Sunday, February 22, 2009

Turandot

This is how love dies. Faithful and easily forgotten, a frail creature, slain by its own hand.

Make no mistake - the stranger is Death, and fair Cruelty his bride. Together they are beautiful and terrifying, heartless because sublime.

And what of Justice, blind and in rags? It is no accident that he is not here, in this coldest of dawns; no accident that he walks alone in the darkness, hand in hand with Love, his true child, for whom all is unfair.

***

I am told that at the premier of Turandot at La Scala in 1926 (hard to believe the opera is less than a hundred years old - it certainly feels far more dated) Toscanini stopped the opera at the point where Liu dies, leaving the final scene unperformed. Which just goes to show how brilliant Toscanini really was.

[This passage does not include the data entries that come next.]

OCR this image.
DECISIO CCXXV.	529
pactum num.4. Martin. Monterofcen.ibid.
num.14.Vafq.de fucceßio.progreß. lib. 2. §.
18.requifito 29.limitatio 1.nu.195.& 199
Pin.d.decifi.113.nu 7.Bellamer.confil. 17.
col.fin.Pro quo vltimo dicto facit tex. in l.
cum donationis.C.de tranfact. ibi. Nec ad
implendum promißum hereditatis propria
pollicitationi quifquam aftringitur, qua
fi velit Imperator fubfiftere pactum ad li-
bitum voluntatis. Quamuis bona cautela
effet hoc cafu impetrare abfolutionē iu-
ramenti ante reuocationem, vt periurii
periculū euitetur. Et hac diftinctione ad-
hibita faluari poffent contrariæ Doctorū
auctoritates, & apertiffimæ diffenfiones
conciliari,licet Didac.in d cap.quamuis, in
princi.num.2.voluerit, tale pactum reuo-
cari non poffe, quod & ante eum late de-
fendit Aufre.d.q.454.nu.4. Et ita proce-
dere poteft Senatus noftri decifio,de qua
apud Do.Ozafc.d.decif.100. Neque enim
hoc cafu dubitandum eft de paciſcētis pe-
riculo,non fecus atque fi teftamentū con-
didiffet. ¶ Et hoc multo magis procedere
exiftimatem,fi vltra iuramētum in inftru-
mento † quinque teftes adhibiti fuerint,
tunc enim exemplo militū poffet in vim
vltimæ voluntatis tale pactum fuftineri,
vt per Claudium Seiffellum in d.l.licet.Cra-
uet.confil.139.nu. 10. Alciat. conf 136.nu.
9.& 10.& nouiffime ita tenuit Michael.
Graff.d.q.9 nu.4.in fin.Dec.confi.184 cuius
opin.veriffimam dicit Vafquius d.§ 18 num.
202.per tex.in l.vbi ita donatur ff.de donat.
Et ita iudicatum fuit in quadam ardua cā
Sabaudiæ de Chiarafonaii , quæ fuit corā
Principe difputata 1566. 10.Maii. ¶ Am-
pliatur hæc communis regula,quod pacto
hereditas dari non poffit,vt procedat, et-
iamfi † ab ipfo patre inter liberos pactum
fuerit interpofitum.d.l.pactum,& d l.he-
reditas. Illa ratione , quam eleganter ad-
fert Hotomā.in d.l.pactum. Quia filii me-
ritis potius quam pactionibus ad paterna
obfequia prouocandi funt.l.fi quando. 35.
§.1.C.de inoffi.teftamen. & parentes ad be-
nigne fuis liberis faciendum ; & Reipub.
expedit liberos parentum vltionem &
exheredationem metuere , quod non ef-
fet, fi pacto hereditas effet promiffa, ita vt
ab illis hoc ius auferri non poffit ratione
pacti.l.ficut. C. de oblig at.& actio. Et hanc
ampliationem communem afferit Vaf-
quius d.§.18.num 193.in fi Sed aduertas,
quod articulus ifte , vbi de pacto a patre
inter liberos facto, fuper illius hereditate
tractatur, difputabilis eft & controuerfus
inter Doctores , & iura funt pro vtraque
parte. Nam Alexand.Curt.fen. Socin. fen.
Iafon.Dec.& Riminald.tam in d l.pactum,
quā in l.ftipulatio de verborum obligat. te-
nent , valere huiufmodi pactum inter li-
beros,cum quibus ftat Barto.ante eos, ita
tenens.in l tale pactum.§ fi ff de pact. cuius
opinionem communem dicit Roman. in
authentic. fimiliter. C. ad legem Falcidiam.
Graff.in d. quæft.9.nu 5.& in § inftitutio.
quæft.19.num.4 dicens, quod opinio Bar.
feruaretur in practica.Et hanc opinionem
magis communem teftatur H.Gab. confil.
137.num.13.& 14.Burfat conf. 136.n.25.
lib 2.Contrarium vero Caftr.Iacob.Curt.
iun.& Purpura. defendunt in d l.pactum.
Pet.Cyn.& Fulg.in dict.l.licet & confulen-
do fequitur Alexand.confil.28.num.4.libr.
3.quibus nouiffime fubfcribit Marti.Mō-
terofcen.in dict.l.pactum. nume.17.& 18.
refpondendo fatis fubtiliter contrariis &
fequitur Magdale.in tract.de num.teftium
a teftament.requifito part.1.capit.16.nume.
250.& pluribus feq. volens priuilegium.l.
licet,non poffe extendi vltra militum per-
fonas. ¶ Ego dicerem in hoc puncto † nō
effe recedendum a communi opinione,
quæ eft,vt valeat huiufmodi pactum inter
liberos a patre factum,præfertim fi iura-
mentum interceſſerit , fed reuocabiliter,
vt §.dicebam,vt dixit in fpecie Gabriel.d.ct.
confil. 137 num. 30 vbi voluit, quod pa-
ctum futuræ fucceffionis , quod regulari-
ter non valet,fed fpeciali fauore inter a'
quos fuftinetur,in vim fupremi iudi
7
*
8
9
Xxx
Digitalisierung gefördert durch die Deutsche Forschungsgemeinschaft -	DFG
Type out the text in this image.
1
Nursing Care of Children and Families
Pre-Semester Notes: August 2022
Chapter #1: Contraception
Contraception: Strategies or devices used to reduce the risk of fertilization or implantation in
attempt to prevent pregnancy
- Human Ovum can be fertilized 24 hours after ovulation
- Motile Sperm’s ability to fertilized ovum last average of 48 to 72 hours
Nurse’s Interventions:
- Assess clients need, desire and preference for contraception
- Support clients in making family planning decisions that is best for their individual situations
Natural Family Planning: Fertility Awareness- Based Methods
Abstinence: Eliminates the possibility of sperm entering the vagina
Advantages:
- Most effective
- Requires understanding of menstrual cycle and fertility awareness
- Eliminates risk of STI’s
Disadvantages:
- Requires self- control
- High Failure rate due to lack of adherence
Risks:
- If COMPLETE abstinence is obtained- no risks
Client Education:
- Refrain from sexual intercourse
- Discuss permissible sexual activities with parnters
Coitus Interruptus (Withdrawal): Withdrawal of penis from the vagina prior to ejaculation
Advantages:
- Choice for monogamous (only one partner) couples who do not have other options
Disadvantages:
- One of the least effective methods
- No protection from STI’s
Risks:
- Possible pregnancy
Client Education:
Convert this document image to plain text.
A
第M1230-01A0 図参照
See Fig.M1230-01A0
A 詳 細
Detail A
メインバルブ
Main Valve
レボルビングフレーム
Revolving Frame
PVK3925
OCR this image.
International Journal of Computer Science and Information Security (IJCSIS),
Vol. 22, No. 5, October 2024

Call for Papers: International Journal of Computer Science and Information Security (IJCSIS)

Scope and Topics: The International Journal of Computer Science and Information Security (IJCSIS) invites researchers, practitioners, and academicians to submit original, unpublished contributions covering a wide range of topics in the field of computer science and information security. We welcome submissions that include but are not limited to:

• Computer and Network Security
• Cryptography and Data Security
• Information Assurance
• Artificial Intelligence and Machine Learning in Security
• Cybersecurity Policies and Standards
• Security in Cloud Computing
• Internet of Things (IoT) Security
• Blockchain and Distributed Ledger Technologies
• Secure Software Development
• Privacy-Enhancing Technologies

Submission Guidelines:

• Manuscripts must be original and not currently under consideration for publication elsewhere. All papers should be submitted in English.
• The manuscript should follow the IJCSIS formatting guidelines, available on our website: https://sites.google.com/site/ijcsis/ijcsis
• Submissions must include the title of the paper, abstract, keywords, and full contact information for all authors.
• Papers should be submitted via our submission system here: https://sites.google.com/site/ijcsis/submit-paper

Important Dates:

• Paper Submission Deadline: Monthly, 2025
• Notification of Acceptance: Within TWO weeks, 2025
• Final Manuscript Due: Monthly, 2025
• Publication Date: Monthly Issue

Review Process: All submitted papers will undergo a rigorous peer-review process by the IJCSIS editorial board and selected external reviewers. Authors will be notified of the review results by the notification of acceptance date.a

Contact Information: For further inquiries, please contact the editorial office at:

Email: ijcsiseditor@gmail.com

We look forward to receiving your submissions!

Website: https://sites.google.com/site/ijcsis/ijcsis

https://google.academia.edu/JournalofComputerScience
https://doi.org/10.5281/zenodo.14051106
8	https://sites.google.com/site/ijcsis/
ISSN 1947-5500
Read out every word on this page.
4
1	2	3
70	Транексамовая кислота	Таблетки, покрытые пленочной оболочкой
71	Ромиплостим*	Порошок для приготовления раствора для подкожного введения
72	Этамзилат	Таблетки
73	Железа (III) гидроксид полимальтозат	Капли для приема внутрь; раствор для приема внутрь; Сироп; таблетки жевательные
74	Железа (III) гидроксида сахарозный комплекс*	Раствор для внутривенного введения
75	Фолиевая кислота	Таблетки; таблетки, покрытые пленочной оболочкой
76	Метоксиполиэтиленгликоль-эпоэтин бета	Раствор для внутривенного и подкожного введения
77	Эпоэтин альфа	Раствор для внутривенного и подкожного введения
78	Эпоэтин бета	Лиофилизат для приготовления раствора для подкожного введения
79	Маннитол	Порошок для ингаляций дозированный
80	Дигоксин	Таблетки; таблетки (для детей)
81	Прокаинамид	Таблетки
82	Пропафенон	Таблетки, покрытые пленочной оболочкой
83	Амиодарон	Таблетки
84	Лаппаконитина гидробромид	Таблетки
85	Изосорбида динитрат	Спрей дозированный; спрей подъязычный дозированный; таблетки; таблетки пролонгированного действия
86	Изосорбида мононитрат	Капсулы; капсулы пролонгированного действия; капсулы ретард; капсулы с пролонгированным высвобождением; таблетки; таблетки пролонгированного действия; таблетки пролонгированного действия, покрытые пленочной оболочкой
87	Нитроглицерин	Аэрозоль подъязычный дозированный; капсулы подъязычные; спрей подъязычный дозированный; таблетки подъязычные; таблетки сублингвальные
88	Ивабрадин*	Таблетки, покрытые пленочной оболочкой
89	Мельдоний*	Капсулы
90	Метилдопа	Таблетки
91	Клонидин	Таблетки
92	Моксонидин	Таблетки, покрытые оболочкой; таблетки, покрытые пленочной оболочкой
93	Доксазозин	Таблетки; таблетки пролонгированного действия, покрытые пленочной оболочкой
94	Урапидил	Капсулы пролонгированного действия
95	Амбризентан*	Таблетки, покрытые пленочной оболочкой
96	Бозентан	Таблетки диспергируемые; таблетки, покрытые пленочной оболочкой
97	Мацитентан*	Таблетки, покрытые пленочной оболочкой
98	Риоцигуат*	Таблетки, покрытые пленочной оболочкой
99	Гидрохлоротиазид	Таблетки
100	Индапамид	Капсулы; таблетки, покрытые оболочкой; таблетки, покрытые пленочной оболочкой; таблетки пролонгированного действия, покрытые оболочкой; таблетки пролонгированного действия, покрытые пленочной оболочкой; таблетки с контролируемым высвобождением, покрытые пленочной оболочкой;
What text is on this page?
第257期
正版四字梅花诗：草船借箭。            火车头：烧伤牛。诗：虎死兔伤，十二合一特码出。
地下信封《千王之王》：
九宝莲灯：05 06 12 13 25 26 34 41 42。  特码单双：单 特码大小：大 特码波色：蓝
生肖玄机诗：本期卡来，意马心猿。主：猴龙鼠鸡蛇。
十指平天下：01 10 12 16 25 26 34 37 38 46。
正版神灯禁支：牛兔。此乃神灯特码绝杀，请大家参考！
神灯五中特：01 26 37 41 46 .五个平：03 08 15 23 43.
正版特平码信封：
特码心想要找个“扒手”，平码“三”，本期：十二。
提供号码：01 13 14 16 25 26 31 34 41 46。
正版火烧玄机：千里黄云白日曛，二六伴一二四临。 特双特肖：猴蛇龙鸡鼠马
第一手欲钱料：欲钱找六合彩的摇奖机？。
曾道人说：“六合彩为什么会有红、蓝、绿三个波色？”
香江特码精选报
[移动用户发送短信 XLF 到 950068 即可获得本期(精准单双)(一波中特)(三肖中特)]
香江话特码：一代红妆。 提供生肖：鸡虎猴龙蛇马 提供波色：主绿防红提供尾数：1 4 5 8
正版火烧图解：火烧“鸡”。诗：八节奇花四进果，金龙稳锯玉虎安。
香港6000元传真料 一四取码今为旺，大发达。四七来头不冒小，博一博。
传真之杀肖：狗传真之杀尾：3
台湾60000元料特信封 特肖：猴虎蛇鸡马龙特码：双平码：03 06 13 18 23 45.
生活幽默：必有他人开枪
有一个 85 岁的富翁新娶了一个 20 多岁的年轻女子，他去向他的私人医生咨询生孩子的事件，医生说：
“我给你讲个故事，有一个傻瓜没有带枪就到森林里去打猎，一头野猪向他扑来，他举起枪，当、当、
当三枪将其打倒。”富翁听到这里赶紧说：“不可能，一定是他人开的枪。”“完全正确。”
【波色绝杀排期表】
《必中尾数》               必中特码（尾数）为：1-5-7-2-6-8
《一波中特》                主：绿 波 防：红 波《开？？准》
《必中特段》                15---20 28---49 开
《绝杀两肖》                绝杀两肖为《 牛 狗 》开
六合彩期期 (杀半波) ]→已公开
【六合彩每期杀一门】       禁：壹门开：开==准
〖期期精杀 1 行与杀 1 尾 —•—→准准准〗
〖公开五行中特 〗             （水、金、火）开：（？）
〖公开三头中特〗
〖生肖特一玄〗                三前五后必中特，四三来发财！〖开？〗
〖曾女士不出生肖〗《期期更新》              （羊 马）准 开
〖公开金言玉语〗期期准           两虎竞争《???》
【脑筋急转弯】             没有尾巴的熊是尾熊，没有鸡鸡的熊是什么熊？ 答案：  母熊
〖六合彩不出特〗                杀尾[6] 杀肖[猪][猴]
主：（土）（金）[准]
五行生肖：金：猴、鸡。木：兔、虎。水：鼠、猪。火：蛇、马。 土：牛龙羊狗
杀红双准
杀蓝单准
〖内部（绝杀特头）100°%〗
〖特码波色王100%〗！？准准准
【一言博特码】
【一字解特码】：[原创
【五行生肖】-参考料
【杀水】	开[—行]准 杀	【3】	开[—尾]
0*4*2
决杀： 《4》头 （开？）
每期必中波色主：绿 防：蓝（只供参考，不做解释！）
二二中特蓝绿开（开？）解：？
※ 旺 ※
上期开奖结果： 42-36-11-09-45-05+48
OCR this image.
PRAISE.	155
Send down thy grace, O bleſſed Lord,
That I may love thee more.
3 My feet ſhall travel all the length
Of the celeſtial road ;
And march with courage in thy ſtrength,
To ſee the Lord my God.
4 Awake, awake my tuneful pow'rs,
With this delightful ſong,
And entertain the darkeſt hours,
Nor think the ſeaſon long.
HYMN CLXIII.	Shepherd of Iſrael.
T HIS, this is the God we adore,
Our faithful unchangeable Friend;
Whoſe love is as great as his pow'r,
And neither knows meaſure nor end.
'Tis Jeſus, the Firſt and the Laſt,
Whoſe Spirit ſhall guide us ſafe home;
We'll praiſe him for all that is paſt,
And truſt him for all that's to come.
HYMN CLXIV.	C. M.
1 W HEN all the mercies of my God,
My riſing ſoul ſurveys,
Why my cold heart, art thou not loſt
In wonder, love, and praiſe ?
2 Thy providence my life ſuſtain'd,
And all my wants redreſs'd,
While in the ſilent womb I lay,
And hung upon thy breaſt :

The problem with that last scene isn't that it's no good; on the contrary, it is, in my opinion, some of the greatest music Puccini ever wrote (I should say that I'm not, in general, a big Puccini fan - give me Verdi any day). The problem is that what comes before it - Nessun Dorma, Liu's death scene - is sheer genius, so that the final duet, heard so soon after the pathos of Liu's death, feels like a betrayal. The composer is upstaged by his own music.

***

As you've probably guessed, I just got back from a performance of Turandot by the Opera Company of Philadelphia. A good performance all in all, with fine work by Francesco Hong as Calaf and Ermonela Jaho as Liu, both of whom more than made up for the fact that Francesca Patane as Turandot was decidedly mediocre.

And am I the only one who finds these stereotypical depictions of the Mysterious Orient annoying and borderline offensive?

1 comment:

km said...

And am I the only one who finds these stereotypical depictions of the Mysterious Orient annoying and borderline offensive?

But then an opera is hardly the medium for developing complex characters.